In seinem Tun prallt eine Welt in der alles möglich ist auf die Wirklichkeit. Die Bilder seiner Nacht zwingen sich durch ihn an die Öffentlichkeit und er lässt sie gewähren. Er setzt Grenzen und bringt Tiefe, er zitiert, lässt den Betrachter muten und zwingt ihn zum Nachschöpfen.

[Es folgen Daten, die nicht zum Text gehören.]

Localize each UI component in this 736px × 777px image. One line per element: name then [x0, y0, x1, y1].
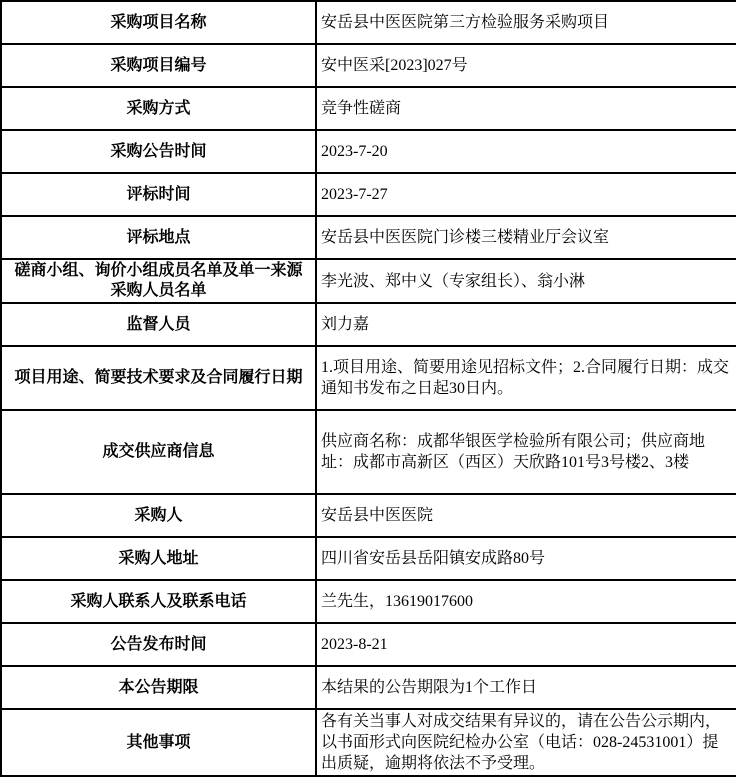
- table-row-purchaser-contact: 采购人联系人及联系电话 兰先生，13619017600: [1, 580, 736, 623]
- table-row-publish-time: 公告发布时间 2023-8-21: [1, 623, 736, 666]
- table-row-project-name: 采购项目名称 安岳县中医医院第三方检验服务采购项目: [1, 1, 736, 44]
- table-row-evaluation-place: 评标地点 安岳县中医医院门诊楼三楼精业厅会议室: [1, 216, 736, 259]
- row-label: 采购项目名称: [1, 1, 316, 44]
- row-value: 2023-8-21: [316, 623, 736, 666]
- table-row-procurement-method: 采购方式 竞争性磋商: [1, 87, 736, 130]
- row-label: 其他事项: [1, 709, 316, 776]
- table-row-project-usage: 项目用途、简要技术要求及合同履行日期 1.项目用途、简要用途见招标文件；2.合同…: [1, 346, 736, 410]
- row-value: 李光波、郑中义（专家组长）、翁小淋: [316, 259, 736, 303]
- table-row-purchaser: 采购人 安岳县中医医院: [1, 494, 736, 537]
- procurement-result-table: 采购项目名称 安岳县中医医院第三方检验服务采购项目 采购项目编号 安中医采[20…: [0, 0, 736, 777]
- row-value: 2023-7-20: [316, 130, 736, 173]
- row-value: 刘力嘉: [316, 303, 736, 346]
- row-label: 采购人: [1, 494, 316, 537]
- table-row-winning-supplier: 成交供应商信息 供应商名称：成都华银医学检验所有限公司；供应商地址：成都市高新区…: [1, 410, 736, 494]
- row-value: 安岳县中医医院第三方检验服务采购项目: [316, 1, 736, 44]
- row-label: 公告发布时间: [1, 623, 316, 666]
- row-label: 采购方式: [1, 87, 316, 130]
- row-value: 1.项目用途、简要用途见招标文件；2.合同履行日期：成交通知书发布之日起30日内…: [316, 346, 736, 410]
- table-row-negotiation-group: 磋商小组、询价小组成员名单及单一来源采购人员名单 李光波、郑中义（专家组长）、翁…: [1, 259, 736, 303]
- row-label: 评标地点: [1, 216, 316, 259]
- row-value: 安中医采[2023]027号: [316, 44, 736, 87]
- table-row-purchaser-address: 采购人地址 四川省安岳县岳阳镇安成路80号: [1, 537, 736, 580]
- table-row-announcement-time: 采购公告时间 2023-7-20: [1, 130, 736, 173]
- row-label: 采购人地址: [1, 537, 316, 580]
- row-label: 监督人员: [1, 303, 316, 346]
- table-row-project-number: 采购项目编号 安中医采[2023]027号: [1, 44, 736, 87]
- row-label: 成交供应商信息: [1, 410, 316, 494]
- table-row-evaluation-time: 评标时间 2023-7-27: [1, 173, 736, 216]
- row-value: 兰先生，13619017600: [316, 580, 736, 623]
- row-value: 四川省安岳县岳阳镇安成路80号: [316, 537, 736, 580]
- row-value: 供应商名称：成都华银医学检验所有限公司；供应商地址：成都市高新区（西区）天欣路1…: [316, 410, 736, 494]
- row-value: 2023-7-27: [316, 173, 736, 216]
- row-value: 本结果的公告期限为1个工作日: [316, 666, 736, 709]
- row-label: 磋商小组、询价小组成员名单及单一来源采购人员名单: [1, 259, 316, 303]
- row-label: 评标时间: [1, 173, 316, 216]
- row-value: 安岳县中医医院门诊楼三楼精业厅会议室: [316, 216, 736, 259]
- table-row-announcement-period: 本公告期限 本结果的公告期限为1个工作日: [1, 666, 736, 709]
- row-value: 安岳县中医医院: [316, 494, 736, 537]
- row-label: 采购项目编号: [1, 44, 316, 87]
- row-label: 项目用途、简要技术要求及合同履行日期: [1, 346, 316, 410]
- row-label: 采购人联系人及联系电话: [1, 580, 316, 623]
- row-value: 各有关当事人对成交结果有异议的，请在公告公示期内，以书面形式向医院纪检办公室（电…: [316, 709, 736, 776]
- table-row-supervisor: 监督人员 刘力嘉: [1, 303, 736, 346]
- row-label: 本公告期限: [1, 666, 316, 709]
- row-label: 采购公告时间: [1, 130, 316, 173]
- row-value: 竞争性磋商: [316, 87, 736, 130]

Sepp Laubners Schaffen ist aber nicht eindimensional sondern er wirkt auch als dingfester Beobachter des allgemein Erfassbaren. Seine Aquarelle atmen die notwendige Duftigkeit und seine "Burgenländischen Landschaften" sind gesuchte Sammelobjekte. Es sind typische Landschaften in denen er die Wesenhaftigkeit des Landes dokumentiert. Es sind Arbeiten, die in ihrer Dynamik das gewöhnlich Landschaftliche durchbrechen. Aus ihnen spricht die Unwirtlichkeit eines eisigen Winters ebenso, wie die überschäumende Freude eines glutheißen Sommers. Umstände, die den Menschen des Burgenlandes prägen, der sich nicht der Natur wehrt, sie bekämpft, sondern stets versuchte, sich mit ihr zu arrangieren. Es ist vielleicht aus diesem Grund verständlich, dass sich in diesem Land sowohl das Dionysische, als auch das Apollinische, das Ekstatische und das Asketische, das Dunkle und das Helle seinen Platz bewahrt hat. Eine fluktuierende Welt, die im Werk Sepp Laubners zu uns spricht.